İhbar tazminatı, iş sözleşmesini fesheden tarafın karşı tarafa ödemesi gereken bir tazminat olması sebebiyle, iş sözleşmesini fesheden tarafın feshi haklı bir sebebe dayansa dahi, ihbar tazminatına hak kazanması mümkün olmaz.

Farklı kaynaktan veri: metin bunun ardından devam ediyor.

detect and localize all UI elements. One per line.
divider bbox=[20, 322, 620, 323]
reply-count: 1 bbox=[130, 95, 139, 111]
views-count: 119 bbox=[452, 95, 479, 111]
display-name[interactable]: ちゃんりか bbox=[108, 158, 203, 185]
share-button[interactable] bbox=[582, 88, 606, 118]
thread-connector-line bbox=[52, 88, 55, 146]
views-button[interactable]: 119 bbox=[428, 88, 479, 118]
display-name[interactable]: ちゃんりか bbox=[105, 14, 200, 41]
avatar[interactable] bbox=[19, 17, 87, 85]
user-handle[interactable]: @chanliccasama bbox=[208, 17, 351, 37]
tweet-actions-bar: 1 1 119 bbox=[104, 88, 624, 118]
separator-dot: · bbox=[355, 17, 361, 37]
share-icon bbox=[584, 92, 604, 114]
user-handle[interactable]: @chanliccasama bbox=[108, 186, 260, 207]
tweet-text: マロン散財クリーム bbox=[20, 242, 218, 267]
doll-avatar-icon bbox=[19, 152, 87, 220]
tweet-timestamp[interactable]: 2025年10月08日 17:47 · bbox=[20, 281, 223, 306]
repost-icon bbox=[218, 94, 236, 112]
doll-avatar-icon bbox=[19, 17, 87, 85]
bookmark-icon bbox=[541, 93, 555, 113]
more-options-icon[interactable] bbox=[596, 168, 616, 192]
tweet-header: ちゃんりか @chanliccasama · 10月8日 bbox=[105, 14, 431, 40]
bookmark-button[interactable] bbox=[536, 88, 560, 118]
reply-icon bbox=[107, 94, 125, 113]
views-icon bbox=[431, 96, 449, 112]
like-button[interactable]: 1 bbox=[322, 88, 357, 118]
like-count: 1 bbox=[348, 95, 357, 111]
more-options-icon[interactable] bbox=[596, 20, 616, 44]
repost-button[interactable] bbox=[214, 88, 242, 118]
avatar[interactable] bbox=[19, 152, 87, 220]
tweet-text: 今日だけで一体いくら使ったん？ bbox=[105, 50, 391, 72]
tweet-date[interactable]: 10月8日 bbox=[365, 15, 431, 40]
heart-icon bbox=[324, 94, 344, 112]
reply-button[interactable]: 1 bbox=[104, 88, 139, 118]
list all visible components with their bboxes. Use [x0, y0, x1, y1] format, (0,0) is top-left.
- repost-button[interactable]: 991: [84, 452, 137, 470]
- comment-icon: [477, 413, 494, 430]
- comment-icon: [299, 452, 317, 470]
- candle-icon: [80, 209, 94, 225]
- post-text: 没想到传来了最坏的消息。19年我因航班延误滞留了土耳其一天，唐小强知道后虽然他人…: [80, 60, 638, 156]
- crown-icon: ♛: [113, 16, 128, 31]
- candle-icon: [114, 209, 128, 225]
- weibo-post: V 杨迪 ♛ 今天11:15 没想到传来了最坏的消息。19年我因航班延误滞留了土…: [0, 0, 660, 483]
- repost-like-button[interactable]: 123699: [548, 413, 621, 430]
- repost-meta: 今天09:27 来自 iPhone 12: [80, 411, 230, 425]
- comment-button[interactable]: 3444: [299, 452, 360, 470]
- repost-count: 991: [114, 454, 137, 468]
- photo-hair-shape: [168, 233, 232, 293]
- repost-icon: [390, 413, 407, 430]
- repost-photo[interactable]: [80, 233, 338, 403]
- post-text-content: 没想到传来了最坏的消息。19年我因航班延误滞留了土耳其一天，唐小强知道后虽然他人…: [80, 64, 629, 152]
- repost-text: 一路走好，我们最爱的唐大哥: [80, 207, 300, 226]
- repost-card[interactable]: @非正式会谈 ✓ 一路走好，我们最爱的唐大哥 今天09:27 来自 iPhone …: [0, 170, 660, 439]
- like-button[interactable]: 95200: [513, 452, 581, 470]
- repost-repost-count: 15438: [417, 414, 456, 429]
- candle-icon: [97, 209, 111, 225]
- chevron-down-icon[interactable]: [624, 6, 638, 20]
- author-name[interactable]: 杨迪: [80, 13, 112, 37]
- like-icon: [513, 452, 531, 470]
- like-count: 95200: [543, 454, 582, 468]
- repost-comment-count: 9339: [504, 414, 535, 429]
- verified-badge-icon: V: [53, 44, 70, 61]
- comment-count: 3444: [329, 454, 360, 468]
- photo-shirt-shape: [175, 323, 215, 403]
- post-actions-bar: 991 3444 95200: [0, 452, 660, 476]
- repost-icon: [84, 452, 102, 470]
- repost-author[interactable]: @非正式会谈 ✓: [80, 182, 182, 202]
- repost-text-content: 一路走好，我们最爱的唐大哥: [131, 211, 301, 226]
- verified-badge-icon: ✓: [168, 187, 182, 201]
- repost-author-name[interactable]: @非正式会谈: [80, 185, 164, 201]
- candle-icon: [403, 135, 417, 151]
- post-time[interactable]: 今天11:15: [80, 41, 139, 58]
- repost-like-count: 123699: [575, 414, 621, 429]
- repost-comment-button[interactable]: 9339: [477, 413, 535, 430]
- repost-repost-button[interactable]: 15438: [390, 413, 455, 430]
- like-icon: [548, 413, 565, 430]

Somut olayda; davacı işçi, işveren tarafından çalışma şartlarında esaslı nitelikte değişiklikler yapıldığını, farklı işlerde görevlendirilmesi sebebi ile iş sözleşmesini haklı sebebe dayalı feshettiğini ileri sürmektedir. Dosya kapsamı ile işçi tarafından gerçekleştirilen feshin haklı sebebe dayandığı sabit olmakla birlikte, iş sözleşmesini fesheden tarafın ihbar tazminatı talep edemeyeceğinin dikkate alınmaması ve ihbar tazminatı istemi yönünden davanın reddi gerekirken kabulüne karar verilmesi isabetsizdir.
Sonuç:
Temyiz olunan kararın, yukarıda yazılı sebepten dolayı BOZULMASINA, 30.09.2014 tarihinde oybirliğiyle karar verildi.